Modeling and Predicting Multi-Turn Answer Instability in Large Language Models
Jiahang He, Rishi Ramachandran, Neel Ramachandran, Aryan Katakam, Kevin Zhu, Sunishchal Dev, Ashwinee Panda, Aryan Shrivastava
TL;DR
The paper addresses the fragility of LLMs under repeated questioning by combining simple multi-turn prompts, Markov chain modeling, and linear probes to quantify and predict answer stability. It demonstrates that model accuracy drifts across turns and can be captured by a two-state Markov process, enabling computation of a stationary accuracy $Acc_{ inf} = \frac{p_{FT}}{p_{TF} + p_{FT}}$ that is typically lower than first-turn performance. Hidden-state analysis via linear probes provides early signals that can predict future answer changes, supporting the idea that robustness can be monitored and potentially mitigated during inference.
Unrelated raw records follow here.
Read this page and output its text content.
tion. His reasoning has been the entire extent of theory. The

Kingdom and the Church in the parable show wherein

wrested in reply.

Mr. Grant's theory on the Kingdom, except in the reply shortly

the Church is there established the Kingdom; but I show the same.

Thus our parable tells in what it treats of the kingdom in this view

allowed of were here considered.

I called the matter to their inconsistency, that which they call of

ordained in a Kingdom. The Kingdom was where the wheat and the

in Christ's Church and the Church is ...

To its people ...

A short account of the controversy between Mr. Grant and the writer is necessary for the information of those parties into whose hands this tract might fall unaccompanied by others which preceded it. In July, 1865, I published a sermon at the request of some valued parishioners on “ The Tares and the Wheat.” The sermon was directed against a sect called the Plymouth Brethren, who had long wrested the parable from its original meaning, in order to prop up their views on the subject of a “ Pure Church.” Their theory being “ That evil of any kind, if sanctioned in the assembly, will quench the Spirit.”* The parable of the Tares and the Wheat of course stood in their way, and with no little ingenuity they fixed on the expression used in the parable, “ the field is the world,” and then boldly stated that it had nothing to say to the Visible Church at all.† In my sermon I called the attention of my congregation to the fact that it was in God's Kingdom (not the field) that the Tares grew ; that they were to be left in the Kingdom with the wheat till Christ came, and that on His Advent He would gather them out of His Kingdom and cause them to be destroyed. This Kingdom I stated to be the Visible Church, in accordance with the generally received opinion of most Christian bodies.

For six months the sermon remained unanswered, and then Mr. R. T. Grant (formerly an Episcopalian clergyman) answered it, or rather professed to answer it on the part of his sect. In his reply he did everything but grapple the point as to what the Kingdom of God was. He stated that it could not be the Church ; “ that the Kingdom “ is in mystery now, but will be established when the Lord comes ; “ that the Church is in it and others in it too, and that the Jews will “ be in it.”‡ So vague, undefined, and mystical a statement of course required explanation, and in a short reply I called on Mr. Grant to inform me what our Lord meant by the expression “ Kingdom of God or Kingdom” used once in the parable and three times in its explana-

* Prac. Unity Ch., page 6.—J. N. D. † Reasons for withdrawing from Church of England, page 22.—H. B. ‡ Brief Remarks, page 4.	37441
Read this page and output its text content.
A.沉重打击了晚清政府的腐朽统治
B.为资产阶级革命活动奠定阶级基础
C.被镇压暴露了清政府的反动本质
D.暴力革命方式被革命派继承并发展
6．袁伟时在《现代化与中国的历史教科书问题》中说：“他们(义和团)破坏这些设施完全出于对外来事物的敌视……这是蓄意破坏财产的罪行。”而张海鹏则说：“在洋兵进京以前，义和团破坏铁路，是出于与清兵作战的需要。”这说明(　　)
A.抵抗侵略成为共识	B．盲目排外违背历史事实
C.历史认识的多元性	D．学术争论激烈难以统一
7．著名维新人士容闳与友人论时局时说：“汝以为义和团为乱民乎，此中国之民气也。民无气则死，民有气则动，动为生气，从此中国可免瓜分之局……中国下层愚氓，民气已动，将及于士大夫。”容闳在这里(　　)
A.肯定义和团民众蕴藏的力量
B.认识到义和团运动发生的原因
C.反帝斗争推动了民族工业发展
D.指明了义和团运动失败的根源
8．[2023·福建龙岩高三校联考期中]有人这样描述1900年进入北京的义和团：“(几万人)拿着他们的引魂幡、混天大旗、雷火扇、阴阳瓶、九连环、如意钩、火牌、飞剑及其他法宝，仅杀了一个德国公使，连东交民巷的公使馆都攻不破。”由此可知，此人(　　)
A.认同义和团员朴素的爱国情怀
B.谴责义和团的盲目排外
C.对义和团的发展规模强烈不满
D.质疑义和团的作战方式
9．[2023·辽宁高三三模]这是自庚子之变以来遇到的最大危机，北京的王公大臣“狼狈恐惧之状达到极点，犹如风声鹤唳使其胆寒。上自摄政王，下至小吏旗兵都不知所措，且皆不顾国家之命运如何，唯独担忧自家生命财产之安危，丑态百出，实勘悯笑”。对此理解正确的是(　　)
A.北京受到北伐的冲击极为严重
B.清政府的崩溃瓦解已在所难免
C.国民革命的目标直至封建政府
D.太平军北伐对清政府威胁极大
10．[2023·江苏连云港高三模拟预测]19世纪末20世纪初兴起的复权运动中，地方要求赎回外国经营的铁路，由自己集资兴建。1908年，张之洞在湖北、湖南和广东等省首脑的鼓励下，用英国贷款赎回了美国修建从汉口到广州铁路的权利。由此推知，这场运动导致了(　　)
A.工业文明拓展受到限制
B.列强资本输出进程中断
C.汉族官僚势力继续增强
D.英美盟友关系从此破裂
The findings advocate for stationary accuracy as a robust metric for interactive LLM deployments and highlight the need to improve resistance to prompt-induced instabilities in practical, high-stakes settings.
Abstract
As large language models (LLMs) are adopted in an increasingly wide range of applications, user-model interactions have grown in both frequency and scale. Consequently, research has focused on evaluating the robustness of LLMs, an essential quality for real-world tasks. In this paper, we employ simple multi-turn follow-up prompts to evaluate models' answer changes, model accuracy dynamics across turns with Markov chains, and examine whether linear probes can predict these changes. Our results show significant vulnerabilities in LLM robustness: a simple "Think again" prompt led to an approximate 10% accuracy drop for Gemini 1.5 Flash over nine turns, while combining this prompt with a semantically equivalent reworded question caused a 7.5% drop for Claude 3.5 Haiku. Additionally, we find that model accuracy across turns can be effectively modeled using Markov chains, enabling the prediction of accuracy probabilities over time. This allows for estimation of the model's stationary (long-run) accuracy, which we find to be on average approximately 8% lower than its first-turn accuracy for Gemini 1.5 Flash. Our results from a model's hidden states also reveal evidence that linear probes can help predict future answer changes. Together, these results establish stationary accuracy as a principled robustness metric for interactive settings and expose the fragility of models under repeated questioning. Addressing this instability will be essential for deploying LLMs in high-stakes and interactive settings where consistent reasoning is as important as initial accuracy.